Ketika Ismail عليه السلام pulang ke rumahnya, seolah dia merindukan sesuatu, kemudian bertanya lah ia pada istrinya, “Apakah ada seseorang yang datang pada kalian?”

Istrinya menjawab, “Ya. Telah datang pada kita seorang kakek, begini dan begitu, menanyakan pada kami tentang engkau. Maka aku beritakan padanya. Kemudian kakek itu bertanya padaku bagaimana kehidupan kita, maka aku pun beritakan padanya bahwa kita dalam keadaan kesulitan.”

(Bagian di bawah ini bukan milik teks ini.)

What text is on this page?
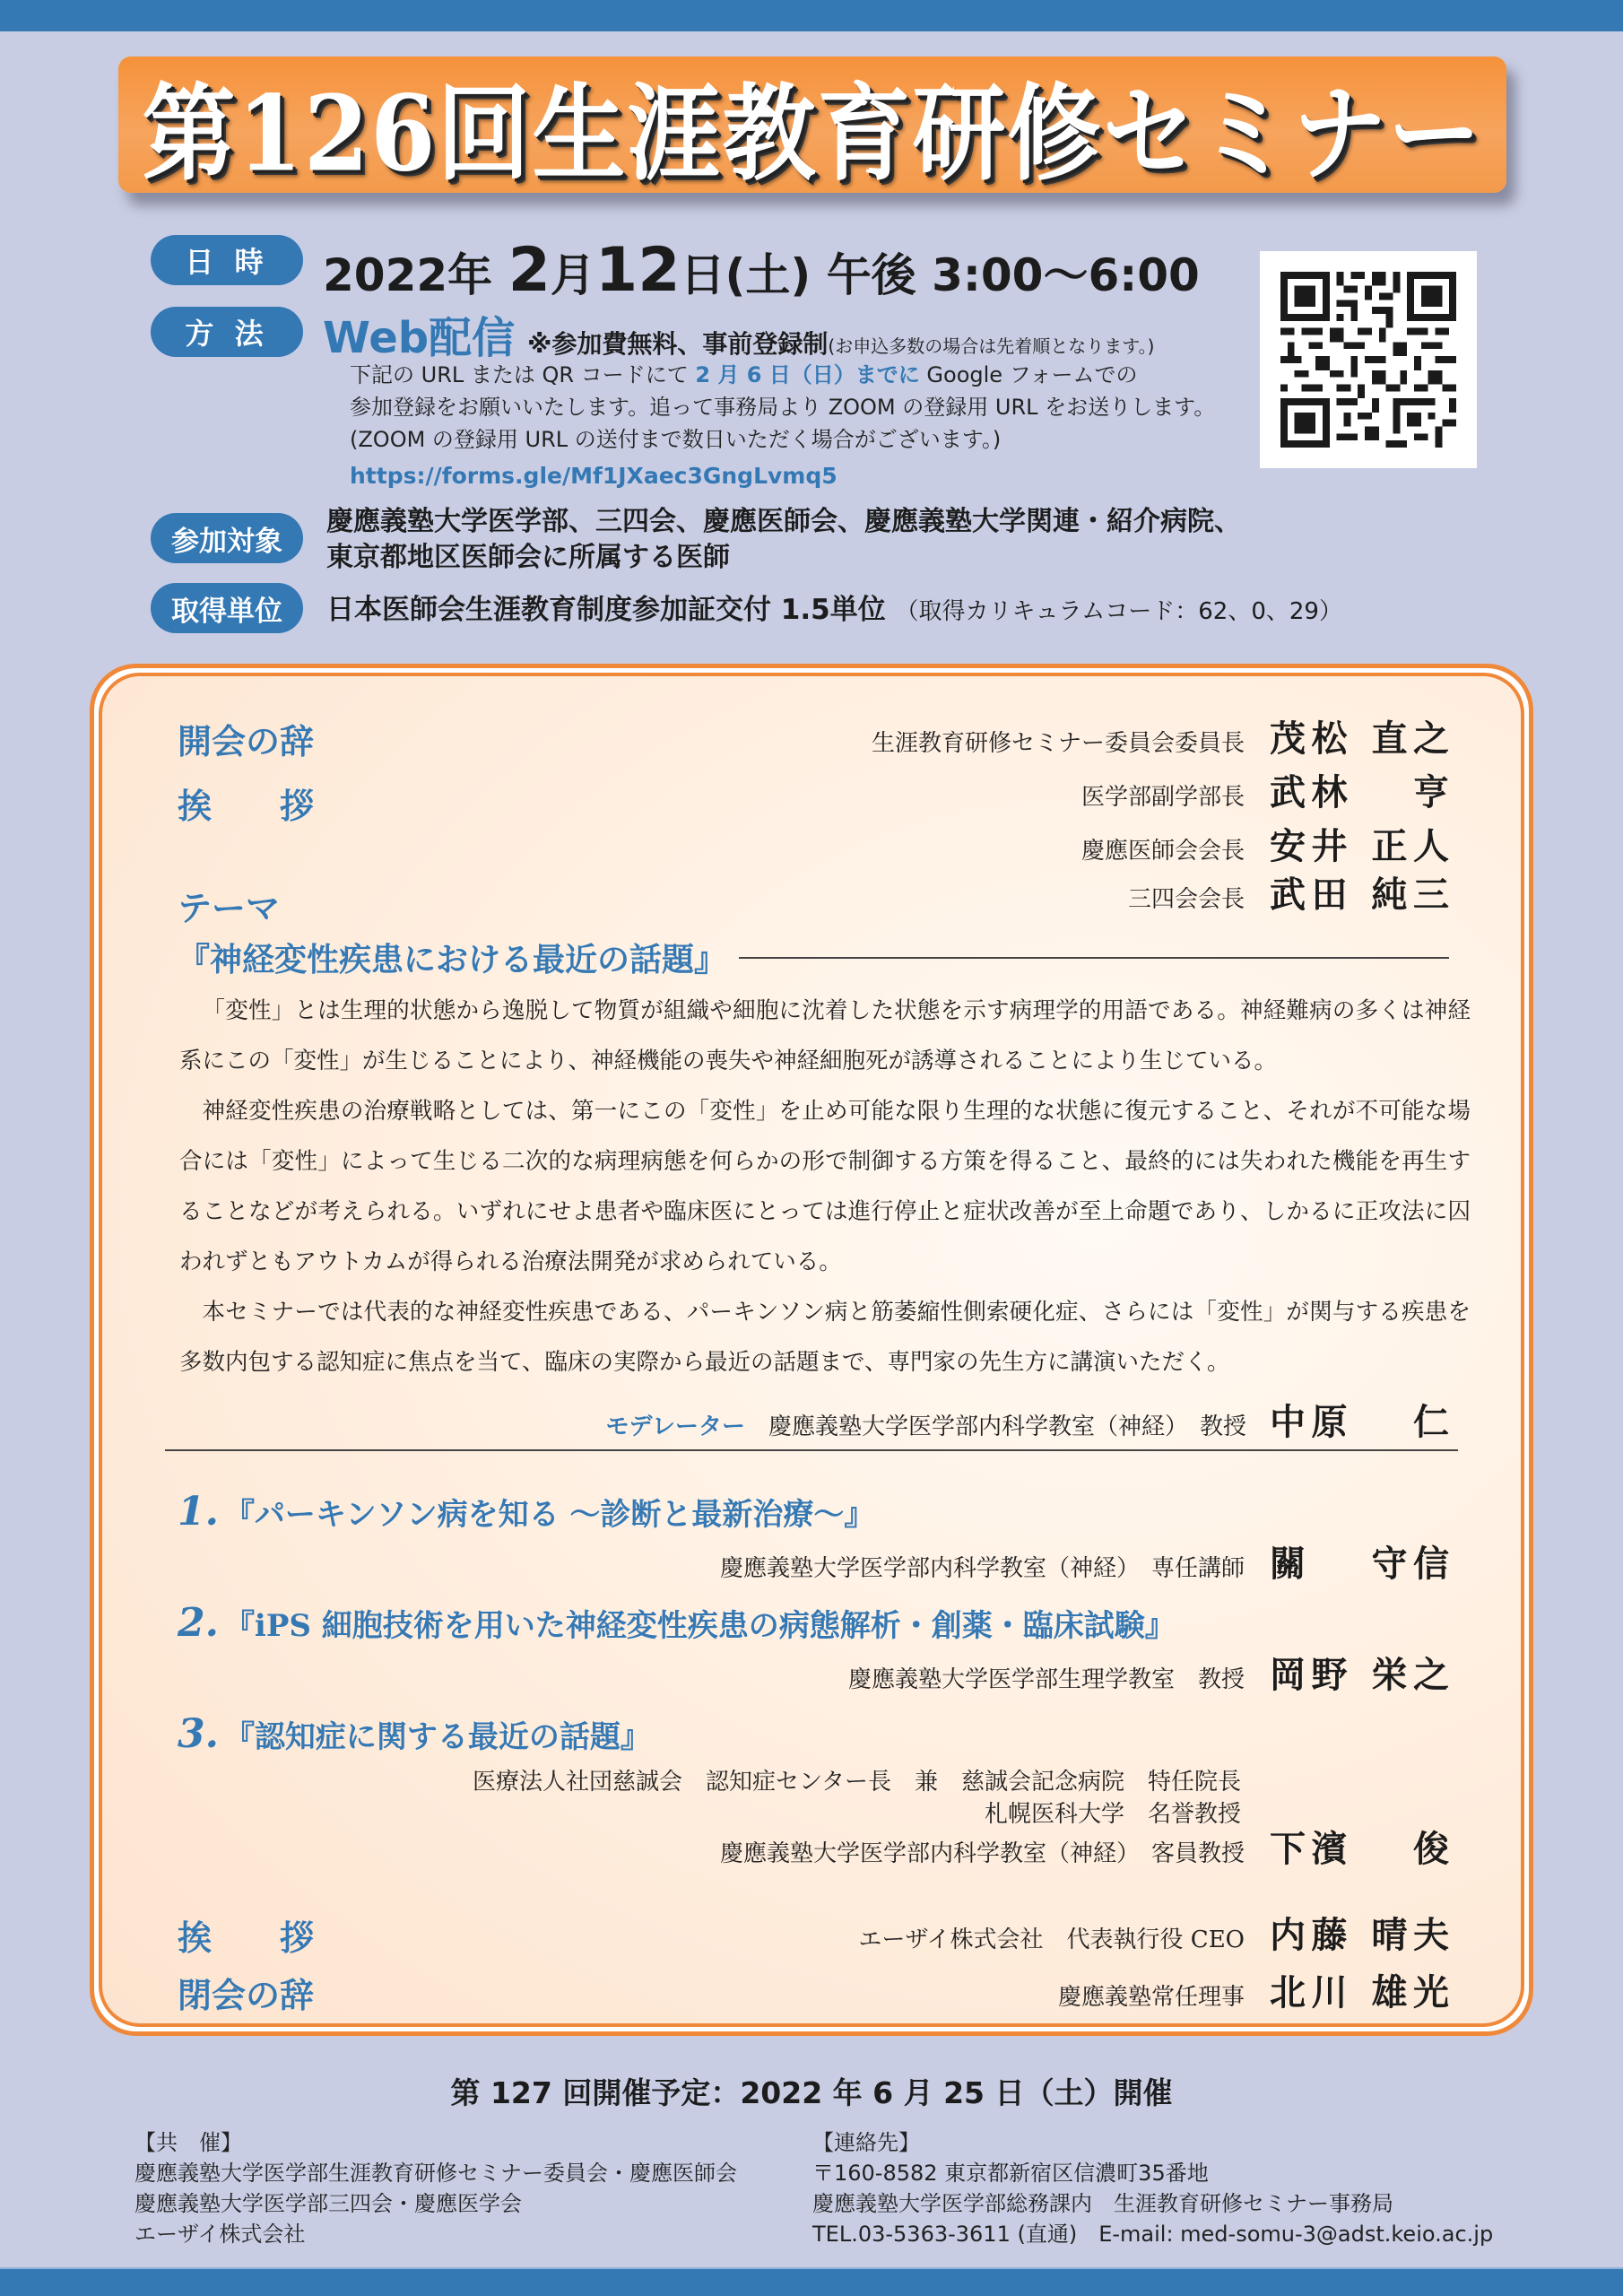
第126回生涯教育研修セミナー
日 時	2022年 2月12日(土) 午後 3:00～6:00
方 法	Web配信 ※参加費無料、事前登録制(お申込多数の場合は先着順となります。)
下記の URL または QR コードにて 2 月 6 日（日）までに Google フォームでの
参加登録をお願いいたします。追って事務局より ZOOM の登録用 URL をお送りします。
(ZOOM の登録用 URL の送付まで数日いただく場合がございます。)
https://forms.gle/Mf1JXaec3GngLvmq5
参加対象
慶應義塾大学医学部、三四会、慶應医師会、慶應義塾大学関連・紹介病院、
東京都地区医師会に所属する医師
取得単位	日本医師会生涯教育制度参加証交付 1.5単位 （取得カリキュラムコード：62、0、29）
開会の辞	生涯教育研修セミナー委員会委員長 茂松 直之
挨　　拶	医学部副学部長 武林　 亨
慶應医師会会長 安井 正人
三四会会長 武田 純三
テーマ
『神経変性疾患における最近の話題』

「変性」とは生理的状態から逸脱して物質が組織や細胞に沈着した状態を示す病理学的用語である。神経難病の多くは神経系にこの「変性」が生じることにより、神経機能の喪失や神経細胞死が誘導されることにより生じている。

神経変性疾患の治療戦略としては、第一にこの「変性」を止め可能な限り生理的な状態に復元すること、それが不可能な場合には「変性」によって生じる二次的な病理病態を何らかの形で制御する方策を得ること、最終的には失われた機能を再生することなどが考えられる。いずれにせよ患者や臨床医にとっては進行停止と症状改善が至上命題であり、しかるに正攻法に囚われずともアウトカムが得られる治療法開発が求められている。

本セミナーでは代表的な神経変性疾患である、パーキンソン病と筋萎縮性側索硬化症、さらには「変性」が関与する疾患を多数内包する認知症に焦点を当て、臨床の実際から最近の話題まで、専門家の先生方に講演いただく。

モデレーター 慶應義塾大学医学部内科学教室（神経）　教授 中原　 仁
1. 『パーキンソン病を知る ～診断と最新治療～』
慶應義塾大学医学部内科学教室（神経）　専任講師 關　 守信
2. 『iPS 細胞技術を用いた神経変性疾患の病態解析・創薬・臨床試験』
慶應義塾大学医学部生理学教室　教授 岡野 栄之
3. 『認知症に関する最近の話題』
医療法人社団慈誠会　認知症センター長　兼　慈誠会記念病院　特任院長
札幌医科大学　名誉教授
慶應義塾大学医学部内科学教室（神経）　客員教授 下濱　 俊
挨　　拶	エーザイ株式会社　代表執行役 CEO 内藤 晴夫
閉会の辞	慶應義塾常任理事 北川 雄光
第 127 回開催予定：2022 年 6 月 25 日（土）開催
【共　催】
慶應義塾大学医学部生涯教育研修セミナー委員会・慶應医師会
慶應義塾大学医学部三四会・慶應医学会
エーザイ株式会社
【連絡先】
〒160-8582 東京都新宿区信濃町35番地
慶應義塾大学医学部総務課内　生涯教育研修セミナー事務局
TEL.03-5363-3611 (直通)　E-mail: med-somu-3@adst.keio.ac.jp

Ismail عليه السلام bertanya lagi, “Apakah dia berwasiat padamu sesuatu?”

Istrinya menjawab, “Ya. Dia memerintahkanku untuk menyampaikan salam darinya untukmu dan mengatakan, ‘Ubahlah posisi pintu rumahmu’.”

Ismail عليه السلام berkata, “Itu adalah ayahku dan memerintahkanku untuk menceraikanmu. Maka pulanglah engkau pada keluargamu.”

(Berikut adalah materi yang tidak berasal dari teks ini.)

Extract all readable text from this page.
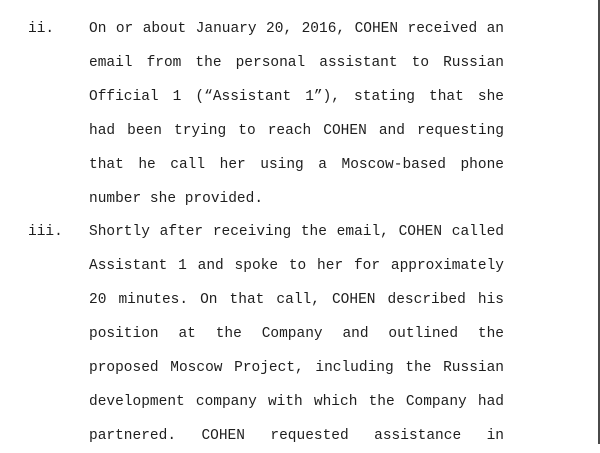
ii. On or about January 20, 2016, COHEN received an
email from the personal assistant to Russian
Official 1 (“Assistant 1”), stating that she
had been trying to reach COHEN and requesting
that he call her using a Moscow-based phone
number she provided.
iii. Shortly after receiving the email, COHEN called
Assistant 1 and spoke to her for approximately
20 minutes. On that call, COHEN described his
position at the Company and outlined the
proposed Moscow Project, including the Russian
development company with which the Company had
partnered. COHEN requested assistance in
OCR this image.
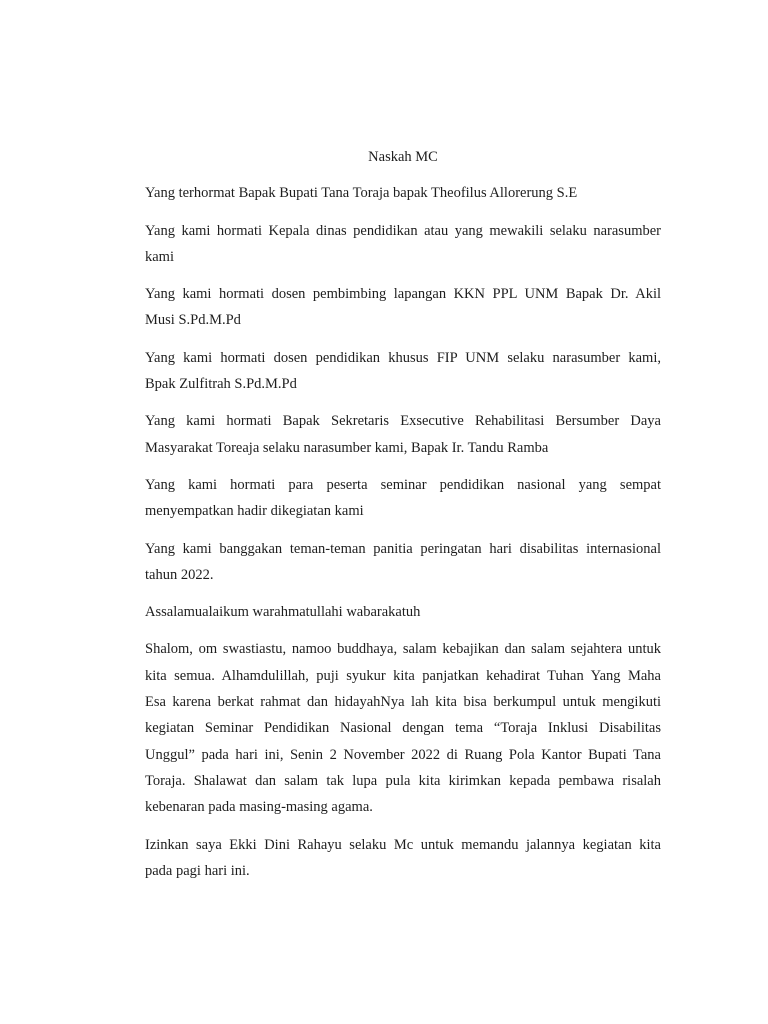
Naskah MC
Yang terhormat Bapak Bupati Tana Toraja bapak Theofilus Allorerung S.E
Yang kami hormati Kepala dinas pendidikan atau yang mewakili selaku narasumber
kami
Yang kami hormati dosen pembimbing lapangan KKN PPL UNM Bapak Dr. Akil
Musi S.Pd.M.Pd
Yang kami hormati dosen pendidikan khusus FIP UNM selaku narasumber kami,
Bpak Zulfitrah S.Pd.M.Pd
Yang kami hormati Bapak Sekretaris Exsecutive Rehabilitasi Bersumber Daya
Masyarakat Toreaja selaku narasumber kami, Bapak Ir. Tandu Ramba
Yang kami hormati para peserta seminar pendidikan nasional yang sempat
menyempatkan hadir dikegiatan kami
Yang kami banggakan teman-teman panitia peringatan hari disabilitas internasional
tahun 2022.
Assalamualaikum warahmatullahi wabarakatuh
Shalom, om swastiastu, namoo buddhaya, salam kebajikan dan salam sejahtera untuk
kita semua. Alhamdulillah, puji syukur kita panjatkan kehadirat Tuhan Yang Maha
Esa karena berkat rahmat dan hidayahNya lah kita bisa berkumpul untuk mengikuti
kegiatan Seminar Pendidikan Nasional dengan tema “Toraja Inklusi Disabilitas
Unggul” pada hari ini, Senin 2 November 2022 di Ruang Pola Kantor Bupati Tana
Toraja. Shalawat dan salam tak lupa pula kita kirimkan kepada pembawa risalah
kebenaran pada masing-masing agama.
Izinkan saya Ekki Dini Rahayu selaku Mc untuk memandu jalannya kegiatan kita
pada pagi hari ini.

Maka ia pun menceraikannya, kemudian ia menikah dengan wanita yang lain.

Selang beberapa waktu Ibrahim عليه السلام kembali mengunjungi mereka, akan tetapi kembali ia tidak bertemu Ismail عليه السلام. Kemudian ditemuinya istri Ismail عليه السلام dan bertanya tentang Ismail عليه السلام. Maka istri Ismail عليه السلام (– yang baru – pent.) menjawab, “Ia sedang keluar mencari sesuatu untuk kami.”

Kemudian Ibrohim عليه السلام bertanya lagi, “Bagaimanakah kalian dan kehidupan kalian?”

Maka istri Ismail عليه السلام menjawab, “Alhamdulillah kami baik-baik saja dan dalam keadaan lapang.”

Dan ia pun memuji Allah سبحانه وتعالى.

Kemudian Ibrahim عليه السلام bertanya, “Bagaimana makanan kalian?”

Istri Ismail عليه السلام menjawab, “Daging.”

Kemudian Ibrahim عليه السلام bertanya, “Apa minuman kalian?”

Istri Ismail عليه السلام menjawab, “Air.”

Maka Nabi Ibrahim عليه السلام berdoa, “Ya Allooh, berkahilah daging dan air mereka.”

Rasuulullah صلى الله عليه وسلم bersabda, “Pada saat itu mereka tidak memiliki tepung. Seandainya Ibrahim عليه السلام berdoa agar mereka diberi tepung, niscaya Allah سبحانه وتعالى akan mengabulkannya.”

Kemudian Ibrahim عليه السلام berkata kepada istri Ismail عليه السلام ini, “Jika suamimu pulang, sampaikan padanya salam dariku dan perintahkan padanya agar mengokohkan posisi pintu rumahnya.”

Ketika Ismail عليه السلام pulang ke rumahnya, kemudian ia bertanya pada istrinya, “Apakah ada seseorang yang datang pada kalian?”

Istrinya menjawab, “Ya. Telah datang pada kita seorang kakek, penampilannya baik.”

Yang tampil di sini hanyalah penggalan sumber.